Principles into Practice 22 22 22 22
Measuring Reliability: how do we decide if an AI system is “suitably” reliable?
Filed under:
Reliability

Determining what a suitably reliable AI Systems looks like involves defining performance thresholds that balance operational needs with the potential consequences of failure. In defence contexts, suitable reliability is measured against mission-critical requirements, where failure could result in loss of life, strategic disadvantages, or breaches of international law (see card: What legal considerations must I be aware of when assessing and managing ethical risk?). For definitions of Reliable, Robust, and Secure, see card: What does Reliability mean in the context of AI development for UK Defence?
 
How do we define clear and measurable performance targets to demonstrate reliability across diverse operational scenarios? What level of rigour is ethically required when testing reliability, robustness, and security, particularly in systems that could impact lives or national security? 

  1. Referring to the use case library JSP 936 Part 2 
  2. Thresholds for reliability 
  3. Reliability testing 

 
 
1. Use case Library 
Referring to the Use Case Library (JSP 936 Pt2) is a good place to see if similar projects have already been undertaken and to what kind of testing has been found to be appropriate. This can help inform the further analysis that needs to be undertaken (see case studies in suit 4). 
 
 
2. Thresholds for reliability
There are a number of different thresholds for reliability that you will want to consider. These will include performance metrics (making sure that you are genuinely testing the right thing within the system's Operational Design Domain (ODD). There will also be context specific standards that will be determined by the operational environment and its governance. For example, reliability thresholds in combat scenarios may demand a much higher standard than in training environments. Where they are actually replacing people or established ways of doing things, AI systems must, at a minimum, perform as reliably as the human or traditional systems they replace. 
 
 
3. Reliability testing 
Reliability testing should include considerations such as: 
  • The Generative dimension: focuses on the AI's ability to create high-quality and contextually appropriate content. This includes tasks such as text generation, where AI produces coherent and meaningful summaries or narratives, image generation for realistic visuals or creative art, and code generation for functional and optimised software. Metrics for this benchmark often assess fluency, coherence, diversity, and alignment with user intent, ensuring the outputs meet the expected quality and originality. 
  • The Adaptive dimension: evaluates how well an AI system can adjust to new environments, tasks, or inputs without extensive retraining. This includes generalisation—the ability to perform well on tasks it was not explicitly trained for—transfer learning, where knowledge from one domain enhances performance in another, and personalisation, which ensures the AI adjusts its outputs based on user preferences or specific contexts. The system’s adaptability is measured by its performance on a range of unseen tasks or domains, highlighting its versatility and flexibility.  
  • In the Learning dimension: the focus is on the AI’s capacity to improve over time through interaction or additional data. This includes evaluating how efficiently the AI learns, its ability to retain knowledge and avoid forgetting prior skills (lifelong learning), and its responsiveness to user feedback. Metrics for this benchmark measure how quickly the system learns, its robustness in dynamic environments, and the quality of improvements over time. This ensures the AI remains effective in evolving situations. 
  • The Ethical dimension: addresses the AI’s alignment with ethical principles, ensuring fair, transparent, and responsible operation. This includes mitigating bias to avoid discriminatory outputs, providing clear and interpretable explanations for decisions (explainability), safeguarding user data and ensuring compliance with privacy regulations like GDPR, and maintaining safety to minimise risks of harm or misuse. Success in this benchmark reflects the AI’s adherence to ethical guidelines and its ability to address potential ethical concerns effectively. 

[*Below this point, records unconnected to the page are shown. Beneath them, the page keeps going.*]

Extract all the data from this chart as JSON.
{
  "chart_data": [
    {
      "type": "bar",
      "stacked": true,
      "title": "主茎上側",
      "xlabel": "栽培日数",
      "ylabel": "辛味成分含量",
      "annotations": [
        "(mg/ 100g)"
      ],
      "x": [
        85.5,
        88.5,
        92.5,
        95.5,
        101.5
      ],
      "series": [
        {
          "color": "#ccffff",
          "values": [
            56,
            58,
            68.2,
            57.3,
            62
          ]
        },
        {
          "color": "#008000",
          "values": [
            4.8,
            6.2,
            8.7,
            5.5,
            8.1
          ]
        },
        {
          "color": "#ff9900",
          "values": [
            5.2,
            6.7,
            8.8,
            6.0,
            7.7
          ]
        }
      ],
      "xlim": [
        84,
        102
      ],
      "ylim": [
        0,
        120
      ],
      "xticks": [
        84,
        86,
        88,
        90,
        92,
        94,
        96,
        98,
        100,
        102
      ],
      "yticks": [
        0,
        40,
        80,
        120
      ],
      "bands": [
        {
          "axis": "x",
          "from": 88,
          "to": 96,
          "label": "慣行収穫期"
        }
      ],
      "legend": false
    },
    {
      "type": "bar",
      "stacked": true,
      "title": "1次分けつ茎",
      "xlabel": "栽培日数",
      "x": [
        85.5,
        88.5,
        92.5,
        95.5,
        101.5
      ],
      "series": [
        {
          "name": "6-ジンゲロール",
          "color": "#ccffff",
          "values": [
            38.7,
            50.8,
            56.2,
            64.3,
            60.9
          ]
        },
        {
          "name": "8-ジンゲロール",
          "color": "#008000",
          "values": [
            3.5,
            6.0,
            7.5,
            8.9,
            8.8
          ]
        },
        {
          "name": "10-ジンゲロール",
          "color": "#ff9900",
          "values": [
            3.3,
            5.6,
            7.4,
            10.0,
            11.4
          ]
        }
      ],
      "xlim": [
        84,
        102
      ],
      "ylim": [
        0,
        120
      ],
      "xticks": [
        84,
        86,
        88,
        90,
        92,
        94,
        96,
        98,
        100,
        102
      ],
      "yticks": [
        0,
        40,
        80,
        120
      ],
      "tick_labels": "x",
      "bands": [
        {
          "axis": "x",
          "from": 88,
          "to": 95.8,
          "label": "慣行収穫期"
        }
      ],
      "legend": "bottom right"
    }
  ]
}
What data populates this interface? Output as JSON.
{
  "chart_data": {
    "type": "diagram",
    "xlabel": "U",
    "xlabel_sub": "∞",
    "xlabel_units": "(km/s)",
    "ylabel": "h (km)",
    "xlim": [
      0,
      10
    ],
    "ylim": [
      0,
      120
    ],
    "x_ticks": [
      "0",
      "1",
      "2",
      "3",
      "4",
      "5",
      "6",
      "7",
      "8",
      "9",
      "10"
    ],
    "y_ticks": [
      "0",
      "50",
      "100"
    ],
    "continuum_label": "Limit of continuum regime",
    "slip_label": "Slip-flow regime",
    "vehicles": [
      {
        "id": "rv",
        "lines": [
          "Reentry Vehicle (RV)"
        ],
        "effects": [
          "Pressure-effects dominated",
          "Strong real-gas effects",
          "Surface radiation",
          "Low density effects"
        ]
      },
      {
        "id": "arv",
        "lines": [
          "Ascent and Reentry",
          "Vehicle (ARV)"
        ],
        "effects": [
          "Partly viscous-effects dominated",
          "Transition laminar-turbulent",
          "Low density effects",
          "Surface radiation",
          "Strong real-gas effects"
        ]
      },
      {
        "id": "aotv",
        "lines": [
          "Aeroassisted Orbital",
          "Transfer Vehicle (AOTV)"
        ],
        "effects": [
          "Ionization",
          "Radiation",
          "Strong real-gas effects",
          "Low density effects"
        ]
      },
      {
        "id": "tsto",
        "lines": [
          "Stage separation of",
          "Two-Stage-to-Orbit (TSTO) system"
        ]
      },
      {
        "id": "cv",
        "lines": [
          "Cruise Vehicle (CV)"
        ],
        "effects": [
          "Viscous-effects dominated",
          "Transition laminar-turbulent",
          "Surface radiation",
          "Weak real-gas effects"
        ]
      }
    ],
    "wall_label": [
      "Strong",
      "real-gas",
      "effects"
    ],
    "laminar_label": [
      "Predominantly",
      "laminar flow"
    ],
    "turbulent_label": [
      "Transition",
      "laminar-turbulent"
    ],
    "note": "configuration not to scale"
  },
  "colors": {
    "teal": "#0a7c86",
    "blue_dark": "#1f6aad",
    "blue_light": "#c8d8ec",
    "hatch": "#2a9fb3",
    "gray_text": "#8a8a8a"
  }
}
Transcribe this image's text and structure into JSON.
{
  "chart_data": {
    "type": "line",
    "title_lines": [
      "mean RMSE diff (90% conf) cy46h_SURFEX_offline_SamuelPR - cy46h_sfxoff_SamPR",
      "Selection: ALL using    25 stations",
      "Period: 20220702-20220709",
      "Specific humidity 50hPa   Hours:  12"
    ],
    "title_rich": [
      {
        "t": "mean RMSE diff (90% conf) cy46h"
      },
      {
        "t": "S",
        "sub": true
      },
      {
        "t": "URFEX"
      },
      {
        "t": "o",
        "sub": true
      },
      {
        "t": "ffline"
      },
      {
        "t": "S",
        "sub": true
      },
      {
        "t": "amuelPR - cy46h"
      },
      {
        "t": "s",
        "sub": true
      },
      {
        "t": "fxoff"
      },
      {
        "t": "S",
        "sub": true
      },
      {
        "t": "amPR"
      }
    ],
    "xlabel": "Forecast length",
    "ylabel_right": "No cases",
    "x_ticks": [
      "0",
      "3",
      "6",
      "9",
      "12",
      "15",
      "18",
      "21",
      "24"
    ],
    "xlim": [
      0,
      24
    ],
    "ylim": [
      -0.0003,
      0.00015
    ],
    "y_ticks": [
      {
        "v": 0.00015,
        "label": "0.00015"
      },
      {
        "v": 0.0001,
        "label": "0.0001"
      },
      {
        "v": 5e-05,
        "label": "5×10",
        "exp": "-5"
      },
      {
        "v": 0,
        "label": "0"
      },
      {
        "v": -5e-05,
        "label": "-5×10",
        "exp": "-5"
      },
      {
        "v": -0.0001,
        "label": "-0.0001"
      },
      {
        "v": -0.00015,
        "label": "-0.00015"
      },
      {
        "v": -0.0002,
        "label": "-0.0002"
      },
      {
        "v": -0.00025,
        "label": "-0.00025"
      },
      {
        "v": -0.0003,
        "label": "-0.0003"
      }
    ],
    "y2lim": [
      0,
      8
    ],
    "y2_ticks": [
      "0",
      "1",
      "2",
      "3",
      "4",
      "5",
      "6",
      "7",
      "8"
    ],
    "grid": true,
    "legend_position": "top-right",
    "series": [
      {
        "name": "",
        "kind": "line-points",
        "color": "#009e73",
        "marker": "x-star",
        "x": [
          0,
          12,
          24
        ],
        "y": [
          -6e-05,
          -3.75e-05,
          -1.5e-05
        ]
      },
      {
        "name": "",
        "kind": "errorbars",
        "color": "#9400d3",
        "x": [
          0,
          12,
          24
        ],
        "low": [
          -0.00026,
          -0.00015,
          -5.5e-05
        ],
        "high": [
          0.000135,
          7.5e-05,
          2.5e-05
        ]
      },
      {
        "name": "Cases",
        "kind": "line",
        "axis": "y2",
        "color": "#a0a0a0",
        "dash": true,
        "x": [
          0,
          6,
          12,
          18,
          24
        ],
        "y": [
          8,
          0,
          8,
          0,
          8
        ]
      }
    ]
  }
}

Each of these considerations need to be tested against failure points, edge cases, and degraded conditions. (See case study suits) 
 
It is also essential across each of Reliability, Robustness and Security to consider what happens if the system does fail – how does it respond and what is the worst-case scenario. 

Disclaimer

This tool has been created in collaboration with Dstl as part of an AI Research project. The intent is for this tool to help generate discussion between project teams that are involved in the development of AI tools and techniques within MOD. It is hoped that this will result in an increased awareness of the MOD’s AI ethical principles (as set out in the Ambitious, Safe and Responsible policy paper) and ensure that these are considered and discussed at the earliest stages of a project’s lifecycle and throughout. This tool has not been designed to be used outside of this context. 
The use of this information does not negate the need for an ethical risk assessment, or other processes set out in the Dependable AI JSP 936 part 1, the MODs’ policy on responsible AI use and development. This training tool has been published to encourage more discussion and awareness of AI ethics across MOD science and technology and development teams within academia and industry and demonstrates our commitment to the practical implementation of our AI ethics principles.